Jack's Waterfall is the musical adventure of singer/songwriter and musician, Jack Licitra.
Pop, blues, jazz, folk, gospel and global music all meet at The Waterfall, a place of healing and learning. Sometimes Jack performs solo and other times with a group, but there is always present a unique energy of inclusiveness. His great capacity for rhythmic and percussive adventures, his virtuosic piano explorations, and his heartfelt songs and storytelling come together in every captivating performance.

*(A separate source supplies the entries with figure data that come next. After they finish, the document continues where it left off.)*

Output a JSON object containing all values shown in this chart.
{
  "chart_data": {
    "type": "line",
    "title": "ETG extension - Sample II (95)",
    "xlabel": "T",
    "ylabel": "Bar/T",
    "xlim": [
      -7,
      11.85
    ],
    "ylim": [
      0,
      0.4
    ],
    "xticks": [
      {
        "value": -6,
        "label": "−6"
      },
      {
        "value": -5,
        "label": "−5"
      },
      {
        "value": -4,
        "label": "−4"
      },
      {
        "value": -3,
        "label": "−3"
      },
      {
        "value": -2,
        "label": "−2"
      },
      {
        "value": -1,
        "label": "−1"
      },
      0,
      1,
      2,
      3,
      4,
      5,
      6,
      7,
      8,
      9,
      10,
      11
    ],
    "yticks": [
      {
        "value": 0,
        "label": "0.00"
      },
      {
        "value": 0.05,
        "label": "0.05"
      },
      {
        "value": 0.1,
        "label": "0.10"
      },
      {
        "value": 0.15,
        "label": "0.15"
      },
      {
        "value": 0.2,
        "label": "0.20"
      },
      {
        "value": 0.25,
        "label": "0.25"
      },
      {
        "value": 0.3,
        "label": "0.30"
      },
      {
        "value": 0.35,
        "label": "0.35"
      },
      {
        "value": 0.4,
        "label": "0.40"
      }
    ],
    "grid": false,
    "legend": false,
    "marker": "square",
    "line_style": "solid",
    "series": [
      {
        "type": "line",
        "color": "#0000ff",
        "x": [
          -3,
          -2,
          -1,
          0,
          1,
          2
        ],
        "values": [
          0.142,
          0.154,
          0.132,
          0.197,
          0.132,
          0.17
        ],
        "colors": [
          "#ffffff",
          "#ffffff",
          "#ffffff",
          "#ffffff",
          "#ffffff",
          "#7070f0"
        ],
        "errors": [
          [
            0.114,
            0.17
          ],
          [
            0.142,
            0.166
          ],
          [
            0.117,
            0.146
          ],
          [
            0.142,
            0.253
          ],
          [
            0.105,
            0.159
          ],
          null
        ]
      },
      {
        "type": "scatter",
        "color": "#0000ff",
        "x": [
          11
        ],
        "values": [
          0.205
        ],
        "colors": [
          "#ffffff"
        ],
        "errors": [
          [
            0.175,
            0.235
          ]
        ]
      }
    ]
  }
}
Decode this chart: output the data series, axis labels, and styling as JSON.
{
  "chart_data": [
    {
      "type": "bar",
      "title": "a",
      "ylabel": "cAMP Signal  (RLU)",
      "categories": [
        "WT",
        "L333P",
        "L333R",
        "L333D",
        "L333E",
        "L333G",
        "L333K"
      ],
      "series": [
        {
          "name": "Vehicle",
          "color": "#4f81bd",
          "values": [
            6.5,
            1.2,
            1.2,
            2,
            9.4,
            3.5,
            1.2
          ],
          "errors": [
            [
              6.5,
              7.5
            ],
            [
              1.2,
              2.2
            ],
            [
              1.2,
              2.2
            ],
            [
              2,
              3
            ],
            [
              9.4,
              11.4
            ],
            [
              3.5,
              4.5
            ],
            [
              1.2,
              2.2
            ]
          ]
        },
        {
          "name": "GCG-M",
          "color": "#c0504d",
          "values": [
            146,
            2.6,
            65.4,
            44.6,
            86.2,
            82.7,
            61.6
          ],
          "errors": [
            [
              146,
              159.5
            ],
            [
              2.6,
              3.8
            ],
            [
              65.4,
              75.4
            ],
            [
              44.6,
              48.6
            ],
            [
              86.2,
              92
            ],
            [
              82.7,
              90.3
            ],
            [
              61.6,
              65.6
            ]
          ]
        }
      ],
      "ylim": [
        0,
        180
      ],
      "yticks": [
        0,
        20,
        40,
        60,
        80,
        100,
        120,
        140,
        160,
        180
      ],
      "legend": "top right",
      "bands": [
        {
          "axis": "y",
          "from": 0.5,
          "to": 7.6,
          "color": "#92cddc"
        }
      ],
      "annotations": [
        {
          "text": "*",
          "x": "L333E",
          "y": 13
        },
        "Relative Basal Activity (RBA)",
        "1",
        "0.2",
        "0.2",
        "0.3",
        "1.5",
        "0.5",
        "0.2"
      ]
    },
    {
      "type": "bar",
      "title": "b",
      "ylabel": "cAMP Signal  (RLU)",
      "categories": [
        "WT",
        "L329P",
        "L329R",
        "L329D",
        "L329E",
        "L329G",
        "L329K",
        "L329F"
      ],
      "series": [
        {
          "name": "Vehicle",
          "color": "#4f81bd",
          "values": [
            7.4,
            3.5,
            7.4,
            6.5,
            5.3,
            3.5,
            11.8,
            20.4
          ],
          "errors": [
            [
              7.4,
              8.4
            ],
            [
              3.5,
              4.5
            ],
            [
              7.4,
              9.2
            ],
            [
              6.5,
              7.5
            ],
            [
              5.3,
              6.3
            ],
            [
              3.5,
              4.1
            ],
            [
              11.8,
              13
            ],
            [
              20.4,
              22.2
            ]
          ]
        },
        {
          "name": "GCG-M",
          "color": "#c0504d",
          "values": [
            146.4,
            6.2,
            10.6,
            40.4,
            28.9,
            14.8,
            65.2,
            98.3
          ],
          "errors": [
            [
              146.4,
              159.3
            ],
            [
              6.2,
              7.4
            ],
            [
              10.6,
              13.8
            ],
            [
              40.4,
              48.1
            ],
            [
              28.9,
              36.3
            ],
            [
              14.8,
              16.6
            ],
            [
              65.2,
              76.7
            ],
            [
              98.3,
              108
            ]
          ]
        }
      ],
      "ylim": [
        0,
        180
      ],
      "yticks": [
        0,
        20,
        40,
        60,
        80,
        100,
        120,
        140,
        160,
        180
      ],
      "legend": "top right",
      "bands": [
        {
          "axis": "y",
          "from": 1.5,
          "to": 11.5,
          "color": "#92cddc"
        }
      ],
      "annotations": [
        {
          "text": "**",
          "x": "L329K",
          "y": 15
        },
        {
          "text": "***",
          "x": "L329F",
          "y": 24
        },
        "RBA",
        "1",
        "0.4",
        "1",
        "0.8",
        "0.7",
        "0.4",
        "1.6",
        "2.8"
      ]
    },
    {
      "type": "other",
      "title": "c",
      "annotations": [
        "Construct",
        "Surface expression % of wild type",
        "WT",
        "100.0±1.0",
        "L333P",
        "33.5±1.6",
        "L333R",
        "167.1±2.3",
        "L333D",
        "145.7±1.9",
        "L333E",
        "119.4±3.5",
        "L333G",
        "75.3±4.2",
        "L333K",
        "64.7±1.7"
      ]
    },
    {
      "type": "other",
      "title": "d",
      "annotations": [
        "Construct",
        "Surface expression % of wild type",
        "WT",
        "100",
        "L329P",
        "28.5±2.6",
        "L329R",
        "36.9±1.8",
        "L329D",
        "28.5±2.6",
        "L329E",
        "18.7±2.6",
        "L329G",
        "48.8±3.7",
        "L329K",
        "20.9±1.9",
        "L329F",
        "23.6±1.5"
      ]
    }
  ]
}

Jack Licitra founded Jack's Waterfall in 1998. The group has released three CD's: Live at The Paris Café (1999) features a duo performance with mandolin guru, Buddy Merriam; Calling All Angels (2000) is rich in percussion and includes an all-star cast of musicians including guitarist Matt Marshak and percussionist Richie Guerrero. Griot (2001) is a collection of more mature songs and interesting rhythms and features Bakithi Kumalo (from Paul Simon’s Graceland) on fretless bass and Morris Goldberg (from the Rosie O'Donnell Show) on saxophone and flutes.
Jack's Waterfall has appeared at The B.B. King Blues Festival, The University of Stonybrook, The New Jersey Folk Festival, and The Riverhead Blues Festival. Licitra has toured The United States as a full time member of The Kerry Kearney Band, opening for such acts as the Allman Brothers and the Dickie Betts Band. Heralded as master of the dobro, Kearney recruited Licitra in 1999 to play accordion and Hammond organ. Jack has co-written material and been featured on vocals on Kearney’s last two CDs.
Jack’s expansive career has also found him sharing the stage with the likes of Levon Helm, Jimmy Vivino, Richie Havens, Buckwheat Zydeco, James Cotton, Marcia Ball, and many others.
Writing songs to help his family through tough times – Jack was fourteen when his father died - Jack soon discovered the healing powers of music. He notes, "Music or any of the arts are universal - shared experiences or communications that bring people closer together. It gets them in touch with things they were feeling but never actually tried to express."